Mata bor ulir dan mata pisau penggiling juga merupakan alat karbida padat untuk pemrosesan ulir internal yang efisien, dan dapat memproses lubang bawah dan ulir sekaligus. Ujung alat memiliki mata potong seperti mata pisau penggiling. Karena sudut heliks ulir tidak besar, ketika alat melakukan gerakan spiral untuk memproses ulir, mata potong ujung terlebih dahulu memotong material benda kerja untuk membentuk lubang bawah, dan kemudian ulir diproses dari belakang alat. Beberapa mata pisau penggiling ulir juga memiliki mata pisau chamfer, yang dapat memproses chamfer lubang secara bersamaan. Alat ini memiliki efisiensi pemrosesan yang tinggi dan memiliki keserbagunaan yang lebih baik daripada mata pisau pengeboran dan penggiling ulir. Rentang bukaan ulir internal yang dapat diproses alat ini adalah D~2D (D adalah diameter badan mata pisau).

6. Pemotong ulir dalam untuk penggilingan

Mata pisau ulir dalam adalah mata pisau ulir bergigi tunggal. Mata pisau ulir umum memiliki banyak gigi pemrosesan ulir pada mata potongnya. Area kontak antara alat dan benda kerja besar, gaya potong juga besar, dan diameter alat harus lebih kecil dari lubang ulir saat memproses ulir dalam. Karena diameter badan mata pisau terbatas, yang memengaruhi kekakuan mata pisau, dan mata pisau dipaksa pada satu sisi saat menggiling ulir, mudah untuk melepaskan alat saat menggiling ulir dalam, yang memengaruhi akurasi pemrosesan ulir. Oleh karena itu, kedalaman pemotongan efektif mata pisau ulir umum sekitar 2 kali diameter badan pisau. Penggunaan mata pisau ulir dalam bergigi tunggal dapat mengatasi kekurangan di atas dengan lebih baik. Karena gaya potong berkurang, kedalaman pemrosesan ulir dapat ditingkatkan secara signifikan, dan kedalaman pemotongan efektif alat dapat mencapai 3 hingga 4 kali diameter badan alat.

7 Sistem alat penggilingan ulir

Fleksibilitas dan efisiensi merupakan kontradiksi yang menonjol pada alat pemotong ulir. Beberapa alat dengan fungsi gabungan (seperti alat bor dan pemotong ulir) memiliki efisiensi pemrosesan yang tinggi tetapi fleksibilitas yang buruk, dan alat dengan fleksibilitas yang baik seringkali tidak efisien. Untuk mengatasi masalah ini, banyak produsen alat telah mengembangkan sistem alat pemotong ulir modular. Sistem alat ini umumnya terdiri dari pemegang alat, tepi pembentuk ulir, dan alat pemotong ulir umum. Berbagai jenis tepi pembentuk ulir dan alat pemotong ulir dapat dipilih sesuai dengan kebutuhan pemrosesan. Sistem alat ini memiliki fleksibilitas yang baik dan efisiensi pemrosesan yang tinggi, tetapi biaya alatnya relatif tinggi.
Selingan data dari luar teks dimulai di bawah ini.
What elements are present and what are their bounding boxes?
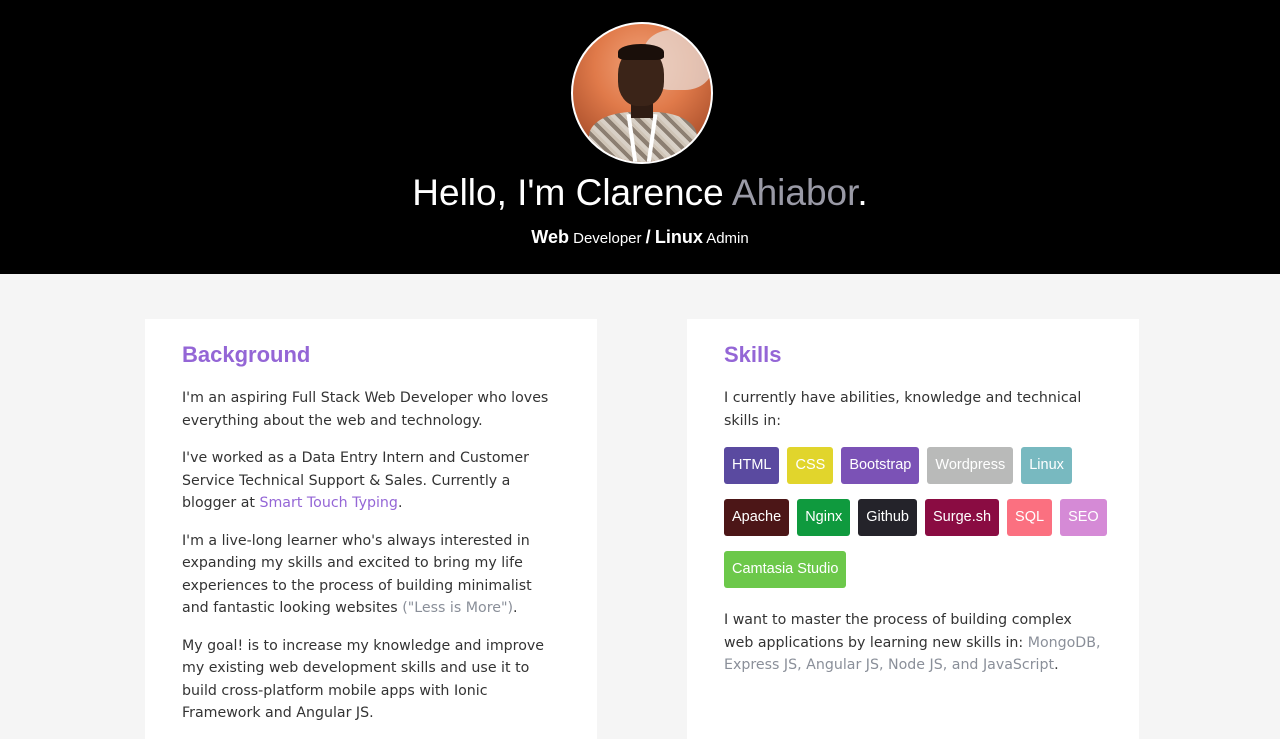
skill-badge: Linux (1021, 447, 1072, 484)
greeting-text: Hello, I'm Clarence (412, 172, 732, 213)
skills-intro: I currently have abilities, knowledge an… (724, 390, 1082, 429)
skills-outro: I want to master the process of building… (724, 609, 1102, 677)
skill-badge: Nginx (797, 499, 851, 536)
skill-badge: Github (858, 499, 917, 536)
smart-touch-typing-link[interactable]: Smart Touch Typing (259, 495, 397, 511)
role-linux: Linux (654, 227, 703, 247)
role-subtitle: Web Developer / Linux Admin (0, 224, 1280, 252)
surname-text: Ahiabor (731, 172, 858, 213)
skills-outro-end: . (1054, 657, 1059, 673)
skills-badge-list: HTML CSS Bootstrap Wordpress Linux Apache Ngin… (724, 447, 1108, 588)
background-paragraph-3: I'm a live-long learner who's always int… (182, 530, 560, 620)
skills-title: Skills (724, 342, 782, 367)
skill-badge: Apache (724, 499, 790, 536)
role-separator: / (645, 227, 651, 247)
background-p3-end: . (513, 600, 518, 616)
skill-badge: Wordpress (927, 447, 1014, 484)
skill-badge: HTML (724, 447, 780, 484)
skill-badge: SQL (1007, 499, 1053, 536)
title-period: . (857, 172, 868, 213)
role-web: Web (531, 227, 569, 247)
background-card: Background I'm an aspiring Full Stack We… (145, 319, 597, 739)
page-title: Hello, I'm Clarence Ahiabor. (0, 168, 1280, 218)
background-paragraph-1: I'm an aspiring Full Stack Web Developer… (182, 390, 549, 429)
role-linux-rest: Admin (702, 230, 749, 247)
avatar-shirt (589, 112, 697, 162)
profile-header: Hello, I'm Clarence Ahiabor. Web Develop… (0, 0, 1280, 274)
less-is-more-quote: ("Less is More") (402, 600, 513, 616)
skills-outro-text: I want to master the process of building… (724, 612, 1072, 651)
skills-card: Skills I currently have abilities, knowl… (687, 319, 1139, 739)
avatar-hair (618, 44, 664, 60)
skill-badge: CSS (787, 447, 834, 484)
background-paragraph-2: I've worked as a Data Entry Intern and C… (182, 447, 560, 515)
profile-avatar (571, 22, 713, 164)
role-web-rest: Developer (568, 230, 646, 247)
background-title: Background (182, 342, 311, 367)
background-p2-end: . (397, 495, 403, 511)
skill-badge: Surge.sh (925, 499, 1000, 536)
background-paragraph-4: My goal! is to increase my knowledge and… (182, 637, 545, 722)
skill-badge: Bootstrap (841, 447, 920, 484)
skill-badge: SEO (1060, 499, 1107, 536)
skill-badge: Camtasia Studio (724, 551, 847, 588)
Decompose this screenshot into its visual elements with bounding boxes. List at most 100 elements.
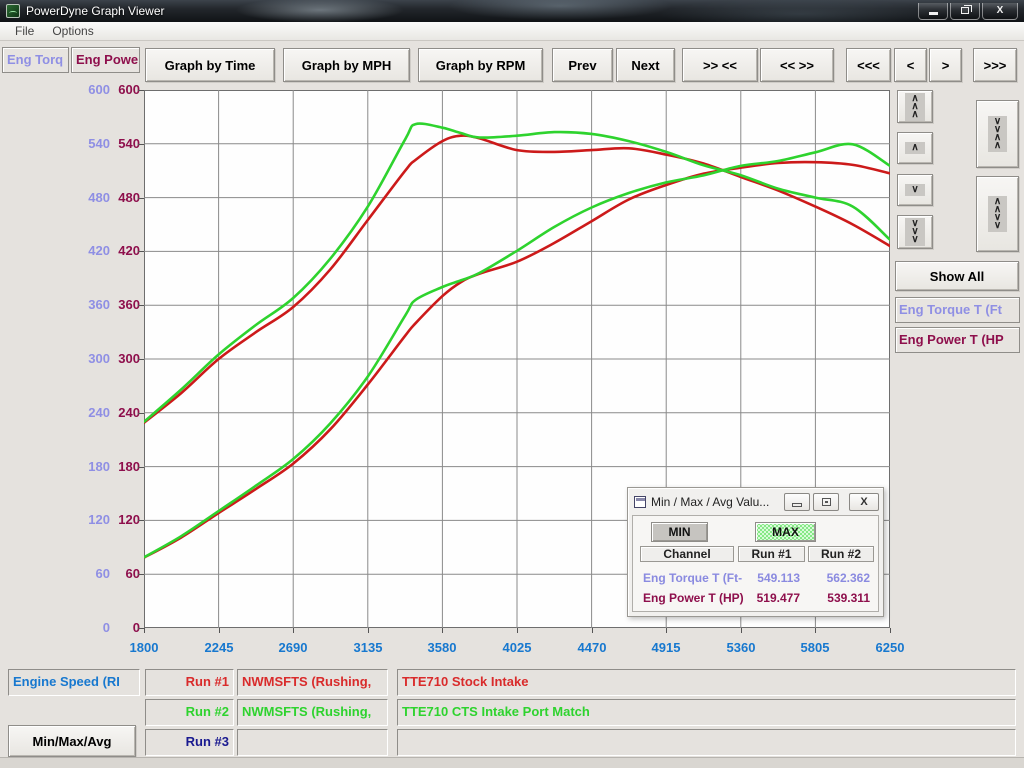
scroll-last-button[interactable]: >>>: [973, 48, 1017, 82]
run-file-label-2[interactable]: NWMSFTS (Rushing,: [237, 699, 388, 726]
run-label-1[interactable]: Run #1: [145, 669, 234, 696]
zoom-in-vertical-button[interactable]: ∨∨∧∧: [976, 100, 1019, 168]
x-axis-rpm-tick: 3135: [336, 640, 400, 656]
minmax-row-run2-value: 539.311: [808, 590, 870, 606]
prev-button[interactable]: Prev: [552, 48, 613, 82]
x-axis-tick-mark: [293, 628, 294, 633]
x-axis-rpm-tick: 2245: [187, 640, 251, 656]
scroll-first-button[interactable]: <<<: [846, 48, 891, 82]
window-footer: [0, 757, 1024, 768]
scroll-right-button[interactable]: >: [929, 48, 962, 82]
column-header-run1[interactable]: Run #1: [738, 546, 805, 562]
restore-icon: [822, 498, 831, 506]
chevron-up-icon: ∧: [905, 142, 924, 154]
minmax-restore-button[interactable]: [813, 493, 839, 511]
zoom-out-horizontal-button[interactable]: << >>: [760, 48, 834, 82]
minmaxavg-button[interactable]: Min/Max/Avg: [8, 725, 136, 757]
graph-by-rpm-button[interactable]: Graph by RPM: [418, 48, 543, 82]
y-axis-tick-mark: [138, 305, 144, 306]
y-axis-power-tick: 120: [94, 511, 140, 529]
minmax-row-channel: Eng Power T (HP): [643, 590, 738, 606]
minmax-row-run2-value: 562.362: [808, 570, 870, 586]
column-header-channel[interactable]: Channel: [640, 546, 734, 562]
chevron-down-icon: ∨: [905, 184, 924, 196]
x-axis-tick-mark: [219, 628, 220, 633]
minmax-row-run1-value: 549.113: [738, 570, 800, 586]
run-description-label-3[interactable]: [397, 729, 1016, 756]
y-axis-tick-mark: [138, 251, 144, 252]
y-axis-tick-mark: [138, 574, 144, 575]
x-axis-tick-mark: [741, 628, 742, 633]
y-axis-tick-mark: [138, 413, 144, 414]
y-axis-power-tick: 540: [94, 135, 140, 153]
y-axis-tick-mark: [138, 90, 144, 91]
show-all-button[interactable]: Show All: [895, 261, 1019, 291]
y-axis-power-tick: 600: [94, 81, 140, 99]
zoom-out-vertical-button[interactable]: ∧∧∨∨: [976, 176, 1019, 252]
tab-eng-torque[interactable]: Eng Torq: [2, 47, 69, 73]
minimize-icon: [929, 12, 938, 15]
scroll-down-fast-button[interactable]: ∨∨∨: [897, 215, 933, 249]
run-description-label-1[interactable]: TTE710 Stock Intake: [397, 669, 1016, 696]
triple-chevron-up-icon: ∧∧∧: [905, 93, 924, 121]
title-bar[interactable]: PowerDyne Graph Viewer X: [0, 0, 1024, 22]
x-axis-tick-mark: [442, 628, 443, 633]
minmax-row-run1-value: 519.477: [738, 590, 800, 606]
run-file-label-1[interactable]: NWMSFTS (Rushing,: [237, 669, 388, 696]
min-toggle-button[interactable]: MIN: [651, 522, 708, 542]
column-header-run2[interactable]: Run #2: [808, 546, 874, 562]
scroll-down-button[interactable]: ∨: [897, 174, 933, 206]
menu-bar: File Options: [0, 22, 1024, 41]
y-axis-tick-mark: [138, 144, 144, 145]
y-axis-power-tick: 60: [94, 565, 140, 583]
menu-file[interactable]: File: [6, 22, 43, 40]
scroll-up-fast-button[interactable]: ∧∧∧: [897, 90, 933, 123]
y-axis-tick-mark: [138, 467, 144, 468]
scroll-up-button[interactable]: ∧: [897, 132, 933, 164]
run-file-label-3[interactable]: [237, 729, 388, 756]
minmax-values-window[interactable]: Min / Max / Avg Valu... X MIN MAX Channe…: [627, 487, 884, 617]
x-axis-tick-mark: [368, 628, 369, 633]
graph-by-mph-button[interactable]: Graph by MPH: [283, 48, 410, 82]
run-label-2[interactable]: Run #2: [145, 699, 234, 726]
close-button[interactable]: X: [982, 3, 1018, 20]
minimize-button[interactable]: [918, 3, 948, 20]
y-axis-power-tick: 180: [94, 458, 140, 476]
x-axis-rpm-tick: 1800: [112, 640, 176, 656]
next-button[interactable]: Next: [616, 48, 675, 82]
x-axis-rpm-tick: 5360: [709, 640, 773, 656]
scroll-left-button[interactable]: <: [894, 48, 927, 82]
max-toggle-button[interactable]: MAX: [755, 522, 816, 542]
power-channel-label[interactable]: Eng Power T (HP: [895, 327, 1020, 353]
y-axis-tick-mark: [138, 198, 144, 199]
y-axis-power-tick: 360: [94, 296, 140, 314]
run-description-label-2[interactable]: TTE710 CTS Intake Port Match: [397, 699, 1016, 726]
x-axis-channel-label[interactable]: Engine Speed (RI: [8, 669, 140, 696]
x-axis-rpm-tick: 2690: [261, 640, 325, 656]
x-axis-tick-mark: [592, 628, 593, 633]
x-axis-rpm-tick: 4915: [634, 640, 698, 656]
expand-vertical-icon: ∧∧∨∨: [988, 196, 1007, 232]
minmax-title-bar[interactable]: Min / Max / Avg Valu... X: [632, 491, 879, 513]
y-axis-power-tick: 420: [94, 242, 140, 260]
restore-button[interactable]: [950, 3, 980, 20]
graph-by-time-button[interactable]: Graph by Time: [145, 48, 275, 82]
y-axis-power-tick: 480: [94, 189, 140, 207]
zoom-in-horizontal-button[interactable]: >> <<: [682, 48, 758, 82]
y-axis-tick-mark: [138, 520, 144, 521]
run-label-3[interactable]: Run #3: [145, 729, 234, 756]
triple-chevron-down-icon: ∨∨∨: [905, 218, 924, 246]
minmax-row-channel: Eng Torque T (Ft-: [643, 570, 738, 586]
minimize-icon: [792, 503, 802, 507]
minmax-minimize-button[interactable]: [784, 493, 810, 511]
x-axis-rpm-tick: 4025: [485, 640, 549, 656]
menu-options[interactable]: Options: [43, 22, 102, 40]
x-axis-tick-mark: [890, 628, 891, 633]
y-axis-power-tick: 300: [94, 350, 140, 368]
x-axis-tick-mark: [815, 628, 816, 633]
y-axis-power-tick: 240: [94, 404, 140, 422]
tab-eng-power[interactable]: Eng Powe: [71, 47, 140, 73]
x-axis-tick-mark: [666, 628, 667, 633]
torque-channel-label[interactable]: Eng Torque T (Ft: [895, 297, 1020, 323]
minmax-close-button[interactable]: X: [849, 493, 879, 511]
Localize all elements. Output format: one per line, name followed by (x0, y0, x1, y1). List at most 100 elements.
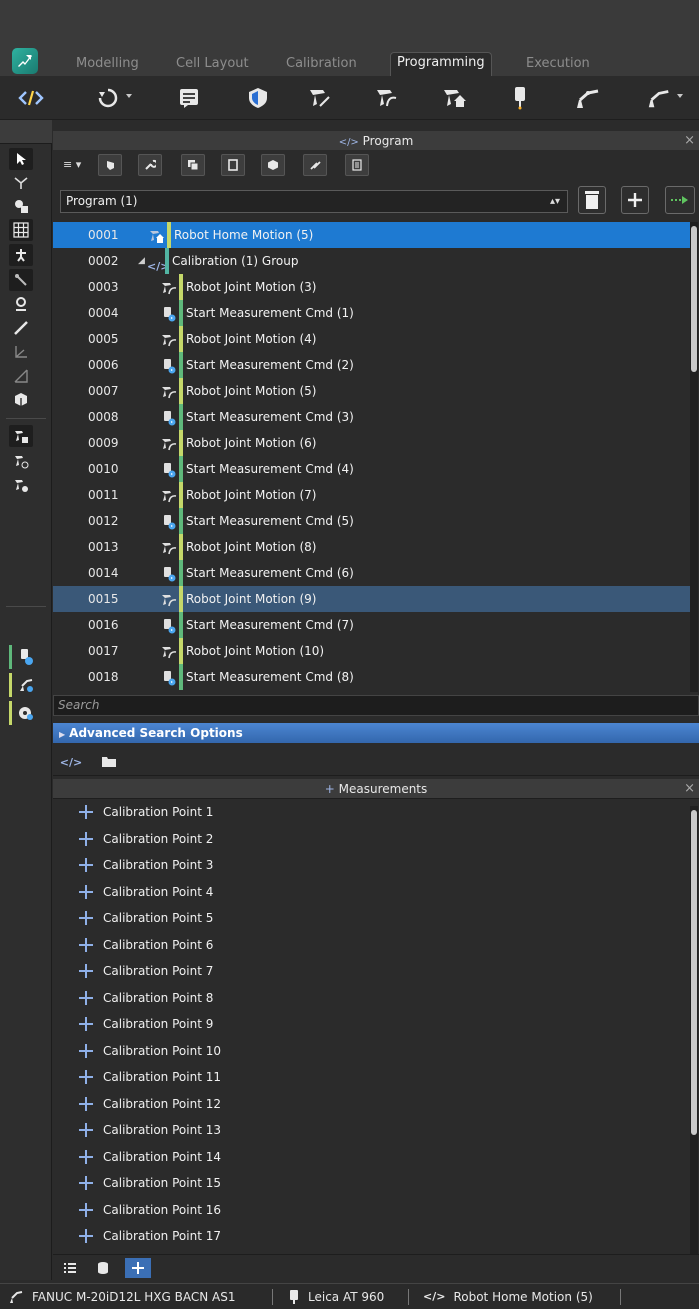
parts-icon[interactable] (9, 195, 33, 217)
step-type-stripe (179, 456, 183, 482)
shield-icon[interactable] (244, 84, 272, 112)
robot-lock-icon[interactable] (9, 425, 33, 447)
program-step-row[interactable]: 0004 Start Measurement Cmd (1) (53, 300, 690, 326)
program-select[interactable]: Program (1) ▴▾ (60, 190, 568, 213)
run-program-button[interactable] (665, 186, 695, 214)
program-step-row[interactable]: 0015 Robot Joint Motion (9) (53, 586, 690, 612)
robot-home-motion-icon[interactable] (440, 84, 468, 112)
transform-icon[interactable] (9, 365, 33, 387)
program-step-row[interactable]: 0009 Robot Joint Motion (6) (53, 430, 690, 456)
robot-linear-motion-icon[interactable] (305, 84, 333, 112)
measurement-item-label: Calibration Point 9 (103, 1017, 214, 1031)
measurement-item[interactable]: Calibration Point 4 (53, 880, 690, 904)
tab-programming[interactable]: Programming (390, 52, 492, 76)
measurement-item-label: Calibration Point 12 (103, 1096, 221, 1111)
robot-tool-icon[interactable] (9, 269, 33, 291)
refresh-dropdown-icon[interactable] (94, 84, 132, 112)
measurement-item[interactable]: Calibration Point 12 (53, 1092, 690, 1116)
measurement-item[interactable]: Calibration Point 8 (53, 986, 690, 1010)
paste-icon[interactable] (221, 154, 245, 176)
robot-arm-dropdown-icon[interactable] (645, 84, 683, 112)
measurement-item[interactable]: Calibration Point 13 (53, 1118, 690, 1142)
search-input[interactable]: Search (53, 695, 699, 716)
program-step-row[interactable]: 0005 Robot Joint Motion (4) (53, 326, 690, 352)
program-step-row[interactable]: 0017 Robot Joint Motion (10) (53, 638, 690, 664)
measurement-cmd-icon[interactable] (14, 646, 38, 668)
disc-settings-icon[interactable] (14, 702, 38, 724)
measurement-item[interactable]: Calibration Point 1 (53, 800, 690, 824)
program-step-row[interactable]: 0011 Robot Joint Motion (7) (53, 482, 690, 508)
probe-icon[interactable] (506, 84, 534, 112)
clear-icon[interactable] (303, 154, 327, 176)
pointer-icon[interactable] (9, 148, 33, 170)
axes-icon[interactable] (9, 341, 33, 363)
database-icon[interactable] (90, 1258, 116, 1278)
tab-modelling[interactable]: Modelling (70, 54, 145, 76)
calibration-point-icon (77, 1174, 95, 1192)
measurement-item[interactable]: Calibration Point 15 (53, 1171, 690, 1195)
close-icon[interactable]: × (684, 131, 695, 151)
measurement-item[interactable]: Calibration Point 11 (53, 1065, 690, 1089)
tab-execution[interactable]: Execution (520, 54, 596, 76)
code-icon[interactable] (17, 84, 45, 112)
wrench-icon[interactable] (138, 154, 162, 176)
robot-view-icon[interactable] (9, 474, 33, 496)
program-step-row[interactable]: 0006 Start Measurement Cmd (2) (53, 352, 690, 378)
program-list-scrollbar[interactable] (690, 222, 698, 692)
program-step-row[interactable]: 0013 Robot Joint Motion (8) (53, 534, 690, 560)
program-step-row[interactable]: 0007 Robot Joint Motion (5) (53, 378, 690, 404)
program-step-row[interactable]: 0012 Start Measurement Cmd (5) (53, 508, 690, 534)
robot-target-icon[interactable] (9, 450, 33, 472)
hand-pick-icon[interactable] (98, 154, 122, 176)
measurement-item[interactable]: Calibration Point 7 (53, 959, 690, 983)
delete-program-button[interactable] (578, 186, 606, 214)
tab-calibration[interactable]: Calibration (280, 54, 363, 76)
location-icon[interactable] (9, 293, 33, 315)
measurement-item[interactable]: Calibration Point 3 (53, 853, 690, 877)
measurement-item[interactable]: Calibration Point 5 (53, 906, 690, 930)
code-icon[interactable]: </> (59, 752, 83, 772)
frame-icon[interactable] (9, 172, 33, 194)
measurement-item[interactable]: Calibration Point 14 (53, 1145, 690, 1169)
scrollbar-thumb[interactable] (691, 810, 697, 1135)
step-type-stripe (179, 274, 183, 300)
list-icon[interactable] (57, 1258, 83, 1278)
measurement-item[interactable]: Calibration Point 9 (53, 1012, 690, 1036)
measure-line-icon[interactable] (9, 317, 33, 339)
expand-triangle-icon[interactable]: ◢ (138, 248, 145, 274)
measurement-item[interactable]: Calibration Point 17 (53, 1224, 690, 1248)
add-program-button[interactable] (621, 186, 649, 214)
program-step-row[interactable]: 0008 Start Measurement Cmd (3) (53, 404, 690, 430)
measurements-list-scrollbar[interactable] (690, 806, 698, 1254)
robot-joint-motion-icon[interactable] (372, 84, 400, 112)
robot-pick-icon[interactable] (9, 244, 33, 266)
measurement-item[interactable]: Calibration Point 16 (53, 1198, 690, 1222)
scrollbar-thumb[interactable] (691, 226, 697, 372)
measurement-item[interactable]: Calibration Point 10 (53, 1039, 690, 1063)
grid-icon[interactable] (9, 219, 33, 241)
tab-cell-layout[interactable]: Cell Layout (170, 54, 255, 76)
plus-icon[interactable] (125, 1258, 151, 1278)
measurement-item[interactable]: Calibration Point 2 (53, 827, 690, 851)
program-step-row[interactable]: 0016 Start Measurement Cmd (7) (53, 612, 690, 638)
list-view-icon[interactable] (345, 154, 369, 176)
robot-arm-icon[interactable] (574, 84, 602, 112)
program-step-row[interactable]: 0014 Start Measurement Cmd (6) (53, 560, 690, 586)
program-step-row[interactable]: 0003 Robot Joint Motion (3) (53, 274, 690, 300)
program-step-row[interactable]: 0010 Start Measurement Cmd (4) (53, 456, 690, 482)
menu-dropdown-icon[interactable]: ≡ ▾ (63, 158, 81, 171)
cube-icon[interactable] (261, 154, 285, 176)
advanced-search-options-bar[interactable]: ▶ Advanced Search Options (53, 723, 699, 743)
notes-icon[interactable] (175, 84, 203, 112)
program-step-row[interactable]: 0018 Start Measurement Cmd (8) (53, 664, 690, 690)
step-type-stripe (179, 300, 183, 326)
folder-icon[interactable] (97, 752, 121, 772)
copy-icon[interactable] (181, 154, 205, 176)
measurement-item[interactable]: Calibration Point 6 (53, 933, 690, 957)
close-icon[interactable]: × (684, 779, 695, 799)
program-step-row[interactable]: 0001 Robot Home Motion (5) (53, 222, 690, 248)
robot-motion-icon[interactable] (14, 674, 38, 696)
scene-objects-icon[interactable] (9, 389, 33, 411)
program-step-row[interactable]: 0002 ◢ </> Calibration (1) Group (53, 248, 690, 274)
robot-joint-motion-icon (161, 435, 177, 451)
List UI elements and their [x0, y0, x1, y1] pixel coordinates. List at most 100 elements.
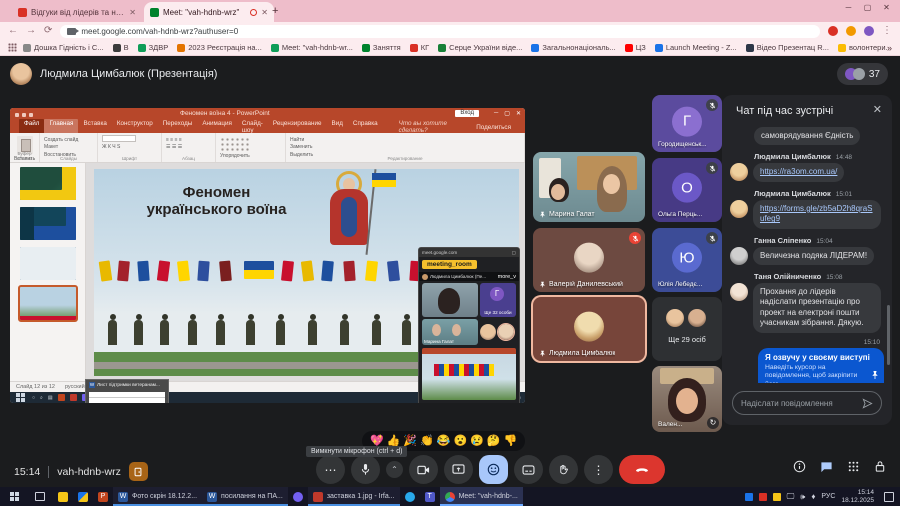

Fungsi dan karakteristik beberapa alat penggilingan ulir yang umum digunakan telah diperkenalkan secara singkat di atas. Pendinginan juga sangat penting saat menggiling ulir. Disarankan untuk menggunakan mesin perkakas dan alat dengan pendinginan internal. Karena ketika alat berputar dengan kecepatan tinggi, pendingin eksternal sulit masuk di bawah pengaruh gaya sentrifugal. Selain metode pendinginan internal, yang dapat mendinginkan alat dengan baik, yang lebih penting adalah pendingin bertekanan tinggi dapat membantu pembuangan serpihan saat mengerjakan ulir lubang buta. Secara khusus, tekanan pendinginan internal yang lebih tinggi diperlukan saat mengerjakan lubang ulir internal berdiameter kecil. Untuk memastikan pembuangan serpihan yang lancar. Selain itu, saat memilih alat penggilingan ulir, persyaratan pemrosesan spesifik harus dipertimbangkan secara komprehensif, seperti batch produksi, jumlah lubang ulir, material benda kerja, akurasi ulir, spesifikasi ukuran, dan banyak faktor lainnya, dan alat harus dipilih secara rasional.